Can you believe it's been a year since Barack Obama was elected president? There’s been some changes. His new slogan is now, "Yes, We Can, but Don't Hold Your Breath. It’s Going to Be a Little While.”
Secretary of State Hillary Clinton scolded Pakistan leaders for not going after al-Qaida and just pretending they didn't see a problem that everyone else in the world could see. Ouch! Imagine Hillary Clinton lecturing you on turning a blind eye to a problem that the rest of the world could see.
The White House has approved a new plan to pay members of the Taliban to change sides and support the U.S. If this works, they're going to try the same plan with members of Fox News.
Actually the program has a catchy title. It’s called, “Don't Ask, Don't Taliban.”
A year ago today Barack Obama was elected president. In one short year, Obama’s slogan has gone from “Yes We Can” to “Wow This Is Freakin’ Hard!”
Reporters say that President Obama has been skipping meals lately, and new photographs show that he’s lost a lot of weight. If this is true, then maybe Obama really has lost touch with the American people.
Former President Bush is in Japan and he was met by protestors carrying signs that said, “Arrest Bush” and “Bush Is a War Criminal.” When he saw the signs, Bush said, “Thanks for making me feel at home.”
Walt Disney Theme Parks have started giving visually impaired visitors a hand-held device that describes the attractions they are seeing.

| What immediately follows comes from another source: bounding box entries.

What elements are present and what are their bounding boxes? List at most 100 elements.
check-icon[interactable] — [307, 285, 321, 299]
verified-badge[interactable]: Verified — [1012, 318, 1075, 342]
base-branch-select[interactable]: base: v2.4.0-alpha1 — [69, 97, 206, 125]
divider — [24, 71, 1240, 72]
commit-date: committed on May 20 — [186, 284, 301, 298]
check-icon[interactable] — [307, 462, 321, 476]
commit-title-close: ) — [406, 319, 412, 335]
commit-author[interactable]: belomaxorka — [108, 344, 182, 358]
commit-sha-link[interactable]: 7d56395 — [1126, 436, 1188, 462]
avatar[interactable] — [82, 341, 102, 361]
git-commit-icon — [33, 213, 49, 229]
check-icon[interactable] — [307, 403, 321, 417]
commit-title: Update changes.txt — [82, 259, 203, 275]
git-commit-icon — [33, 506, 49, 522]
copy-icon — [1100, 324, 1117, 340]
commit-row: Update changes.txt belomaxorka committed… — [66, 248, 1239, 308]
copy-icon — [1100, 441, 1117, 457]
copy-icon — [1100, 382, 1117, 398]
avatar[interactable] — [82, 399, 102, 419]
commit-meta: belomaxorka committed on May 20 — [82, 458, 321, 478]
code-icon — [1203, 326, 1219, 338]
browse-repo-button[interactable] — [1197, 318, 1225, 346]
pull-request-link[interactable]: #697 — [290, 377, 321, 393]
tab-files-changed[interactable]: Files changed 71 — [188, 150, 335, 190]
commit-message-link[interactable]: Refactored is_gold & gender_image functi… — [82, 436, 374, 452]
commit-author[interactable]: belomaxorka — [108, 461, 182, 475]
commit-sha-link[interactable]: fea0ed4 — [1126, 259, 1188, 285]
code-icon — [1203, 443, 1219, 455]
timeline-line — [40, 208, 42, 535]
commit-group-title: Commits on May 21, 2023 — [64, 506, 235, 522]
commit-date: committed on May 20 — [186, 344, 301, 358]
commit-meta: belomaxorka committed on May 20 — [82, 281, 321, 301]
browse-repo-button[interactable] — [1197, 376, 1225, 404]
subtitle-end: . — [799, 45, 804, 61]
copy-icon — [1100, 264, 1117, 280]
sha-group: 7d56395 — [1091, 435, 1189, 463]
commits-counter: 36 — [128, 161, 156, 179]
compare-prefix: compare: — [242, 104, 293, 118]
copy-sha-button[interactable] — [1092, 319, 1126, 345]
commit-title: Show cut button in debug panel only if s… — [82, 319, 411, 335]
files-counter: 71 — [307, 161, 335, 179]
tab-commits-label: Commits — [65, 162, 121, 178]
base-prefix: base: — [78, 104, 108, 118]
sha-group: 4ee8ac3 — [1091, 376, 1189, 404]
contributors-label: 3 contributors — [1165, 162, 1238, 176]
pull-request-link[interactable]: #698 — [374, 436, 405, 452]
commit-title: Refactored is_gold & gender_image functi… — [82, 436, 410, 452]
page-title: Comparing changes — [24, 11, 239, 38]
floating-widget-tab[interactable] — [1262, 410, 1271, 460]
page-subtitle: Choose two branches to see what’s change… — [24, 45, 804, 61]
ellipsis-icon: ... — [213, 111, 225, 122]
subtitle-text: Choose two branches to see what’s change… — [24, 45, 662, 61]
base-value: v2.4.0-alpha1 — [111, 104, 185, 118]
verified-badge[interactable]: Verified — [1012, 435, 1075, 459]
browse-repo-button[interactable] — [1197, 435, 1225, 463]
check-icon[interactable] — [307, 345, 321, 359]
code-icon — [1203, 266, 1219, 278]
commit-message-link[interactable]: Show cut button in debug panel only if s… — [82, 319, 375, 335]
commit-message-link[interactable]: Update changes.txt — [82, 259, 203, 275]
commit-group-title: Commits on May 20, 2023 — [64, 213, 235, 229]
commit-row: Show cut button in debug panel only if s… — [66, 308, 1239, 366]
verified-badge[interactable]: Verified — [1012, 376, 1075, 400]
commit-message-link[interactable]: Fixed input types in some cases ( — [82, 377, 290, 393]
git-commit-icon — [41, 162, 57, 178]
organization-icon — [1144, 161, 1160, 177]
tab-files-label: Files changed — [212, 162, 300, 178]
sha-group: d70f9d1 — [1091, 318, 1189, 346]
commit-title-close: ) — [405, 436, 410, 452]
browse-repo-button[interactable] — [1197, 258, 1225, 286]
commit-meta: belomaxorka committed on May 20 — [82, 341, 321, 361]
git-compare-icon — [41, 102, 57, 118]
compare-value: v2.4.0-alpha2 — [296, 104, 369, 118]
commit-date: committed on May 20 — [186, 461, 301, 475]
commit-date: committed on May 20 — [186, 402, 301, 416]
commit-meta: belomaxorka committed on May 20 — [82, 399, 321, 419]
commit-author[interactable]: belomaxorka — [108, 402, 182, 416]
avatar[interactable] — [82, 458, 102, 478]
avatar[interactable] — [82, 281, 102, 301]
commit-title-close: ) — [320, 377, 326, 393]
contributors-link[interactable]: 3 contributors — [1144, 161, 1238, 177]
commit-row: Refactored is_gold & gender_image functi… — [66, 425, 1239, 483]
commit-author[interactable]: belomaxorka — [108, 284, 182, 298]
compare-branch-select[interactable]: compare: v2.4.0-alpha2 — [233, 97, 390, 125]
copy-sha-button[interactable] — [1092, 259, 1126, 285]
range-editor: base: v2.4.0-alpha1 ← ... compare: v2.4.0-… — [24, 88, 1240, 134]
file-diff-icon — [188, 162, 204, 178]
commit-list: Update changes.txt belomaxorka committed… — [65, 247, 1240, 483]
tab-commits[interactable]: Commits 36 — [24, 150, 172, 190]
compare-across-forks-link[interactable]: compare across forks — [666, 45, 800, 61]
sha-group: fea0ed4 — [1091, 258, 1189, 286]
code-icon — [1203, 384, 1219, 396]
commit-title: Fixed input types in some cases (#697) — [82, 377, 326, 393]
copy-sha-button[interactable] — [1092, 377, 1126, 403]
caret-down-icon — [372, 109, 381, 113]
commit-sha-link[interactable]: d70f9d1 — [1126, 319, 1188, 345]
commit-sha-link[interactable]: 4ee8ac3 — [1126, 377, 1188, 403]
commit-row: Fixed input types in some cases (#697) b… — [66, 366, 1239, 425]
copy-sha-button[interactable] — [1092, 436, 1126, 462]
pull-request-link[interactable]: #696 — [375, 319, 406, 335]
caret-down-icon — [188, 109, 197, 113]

Apparently it’s a tape-recorder that keeps repeating, “You are standing in a line of 300 people."
The ratings for the World Series are tremendous. I know this: The Mets are at home watching . . .
Ratings are so good, Fox offered Melky Cabrera the 10 p.m. slot.
Al Gore, winner of the Nobel Prize, is on the show. I wish he were here last night. I could have used the help. During the course of the show, the climate went from bad to worse.
Top Ten Least Popular Musical Standards Presented By Michael Buble
"Somewhere over the rainbow, way up high, Northwest pilots are napping, or web surfing when they fly"
"I had trouble fittin' into my new pants, so I returned them to J.Crew.com"
"When you hear it explained, that the ice caps have waned, that's Al Gore"
"Ev'ry time I check my 401k, I die a little"
"Too darn hot, I'm too darn hot, my temperature is a-hundred-and-two, my body aches and my lips have turned blue, I hallucinate talking kangaroos, missed my flu swine shot"
"Bernie — pension reamer, Ponzi schemer — you bastard, Bernie, you robbed the old and poor, and now you're inmate 61727-054"
"Obama called you jackass, Kanye Kanye Kanye Kanye"
"S'wonderful, s'marvelous, we're almost done, with this lame list"
"Don't know why, claimed his son was in the sky, insane balloon dad"
"For $37.95 this was mine, you can't take it, I feel more alive when I'm wearing my Slanket, I don't need nothin' else, now that I've got a blanket with sleeves"
There’s a new poll out on the sexiest accent. It’s the Irish accent. I thought, “No way! It’s not even an accent; they’re just drunk.”
It’s Japanese Culture Day. I celebrate every year: I put on a kimono and giggle like a Japanese school girl.
I’ve never understood Japanese dining. I always thought it was a put-on. “Let’s see if we can get these people to eat raw fish with sticks . . . and then get them to drink hot wine . . . and then we’ll make them sit on the floor without shoes . . .”
Today was Election Day. It’s not like the last election I voted . . . you don’t text in your vote . . .
Everyone who voted got an “I Voted” swine flu mask.
It looks like New York City Mayor Michael Bloomberg will win a third term. He spent the most on the election in New York history . . . just barely exceeding the New York Yankees salary cap.